A 2019 regeneration plan from the Italian government worth roughly $450 million Cdn to help pay for replanting lost trees has been slow to arrive and covers just a fraction of the overall loss, he said.
CIA-Agricoltori Italiani says some $3 billion is needed to fully restore the affected areas, and wants that money to come from the EU, which the farming association says bears some responsibility, because when Xylella arrived in Italy, it was also crossing EU borders.
While consumers are unhappy with the resulting high price of olive oil, producers say it’s more than fair.
“We just hope the prices stay high so producers are paid more than enough just to get by,” Giannicola D’Amico said.

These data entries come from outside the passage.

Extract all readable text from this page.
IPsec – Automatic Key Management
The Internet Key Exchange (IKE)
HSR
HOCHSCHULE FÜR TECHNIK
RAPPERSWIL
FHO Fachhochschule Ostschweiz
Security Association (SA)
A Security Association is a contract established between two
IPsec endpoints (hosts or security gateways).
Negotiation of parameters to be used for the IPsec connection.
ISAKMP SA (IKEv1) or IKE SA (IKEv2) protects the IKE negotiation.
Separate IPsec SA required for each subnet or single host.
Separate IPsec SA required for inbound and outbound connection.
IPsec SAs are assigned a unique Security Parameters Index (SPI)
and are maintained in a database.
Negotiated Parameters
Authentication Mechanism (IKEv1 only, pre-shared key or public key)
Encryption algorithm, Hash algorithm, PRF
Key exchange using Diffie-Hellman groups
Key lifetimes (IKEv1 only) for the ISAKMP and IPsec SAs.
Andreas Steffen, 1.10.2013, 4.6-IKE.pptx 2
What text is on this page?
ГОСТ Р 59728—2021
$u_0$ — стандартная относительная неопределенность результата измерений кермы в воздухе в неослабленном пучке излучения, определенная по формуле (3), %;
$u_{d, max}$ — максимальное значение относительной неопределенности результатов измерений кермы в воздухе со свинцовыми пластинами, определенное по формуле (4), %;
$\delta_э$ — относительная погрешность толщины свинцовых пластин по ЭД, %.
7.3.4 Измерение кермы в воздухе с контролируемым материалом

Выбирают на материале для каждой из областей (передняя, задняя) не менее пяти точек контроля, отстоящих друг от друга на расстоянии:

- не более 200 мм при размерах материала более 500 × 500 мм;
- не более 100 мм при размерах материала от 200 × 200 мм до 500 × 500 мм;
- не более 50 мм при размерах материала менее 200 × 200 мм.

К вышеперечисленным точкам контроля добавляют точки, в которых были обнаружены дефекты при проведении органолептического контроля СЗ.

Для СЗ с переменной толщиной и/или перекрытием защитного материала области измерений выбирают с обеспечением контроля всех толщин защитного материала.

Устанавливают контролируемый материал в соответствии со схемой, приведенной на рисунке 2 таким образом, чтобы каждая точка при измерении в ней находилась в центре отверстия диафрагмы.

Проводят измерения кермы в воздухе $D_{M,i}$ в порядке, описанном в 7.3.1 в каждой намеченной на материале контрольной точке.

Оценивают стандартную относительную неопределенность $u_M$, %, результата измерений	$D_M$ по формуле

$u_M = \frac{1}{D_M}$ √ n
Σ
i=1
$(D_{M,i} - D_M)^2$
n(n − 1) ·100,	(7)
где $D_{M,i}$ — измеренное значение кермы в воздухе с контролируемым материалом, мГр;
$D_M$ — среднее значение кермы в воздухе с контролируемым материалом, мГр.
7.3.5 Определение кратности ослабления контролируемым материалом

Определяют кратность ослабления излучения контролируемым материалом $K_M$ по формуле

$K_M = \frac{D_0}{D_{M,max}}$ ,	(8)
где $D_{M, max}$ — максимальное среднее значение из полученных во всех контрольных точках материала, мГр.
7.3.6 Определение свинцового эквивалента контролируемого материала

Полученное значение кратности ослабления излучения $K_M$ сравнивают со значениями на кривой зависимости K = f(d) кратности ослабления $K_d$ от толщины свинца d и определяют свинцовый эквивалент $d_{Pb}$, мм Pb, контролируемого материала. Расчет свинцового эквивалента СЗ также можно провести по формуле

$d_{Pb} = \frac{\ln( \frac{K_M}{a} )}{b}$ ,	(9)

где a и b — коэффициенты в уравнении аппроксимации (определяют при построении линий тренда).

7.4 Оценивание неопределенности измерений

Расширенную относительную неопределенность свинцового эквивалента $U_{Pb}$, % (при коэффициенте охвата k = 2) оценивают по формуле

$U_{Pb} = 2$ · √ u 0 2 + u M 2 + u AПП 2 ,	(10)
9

In the meantime, he and growers in Puglia want more money invested in research to try to find a solution to Xylella, as well as initiatives to restore the land, introduce more disease-resistant olive trees and other kinds of agriculture — which would move the region away from a monocrop system to a more diversified economy, with pomegranate, figs and Xylella-resistant varieties of almond and cherry trees.
To help slow the spread of Xylella, growers are now following the Scortichini protocol, which involves spraying the trees with a zinc-copper-citric acid solution to reduce weeds under the trees where eggs are laid.
But it won’t save Puglia’s monumental olive trees.
“We hoped because we were following responsible agricultural practices, they might survive,” said Luigi D’Amico.
“But to have all your effort come to nothing has been a defeat — as a producer, as a man, as someone who loves these magnificent trees.”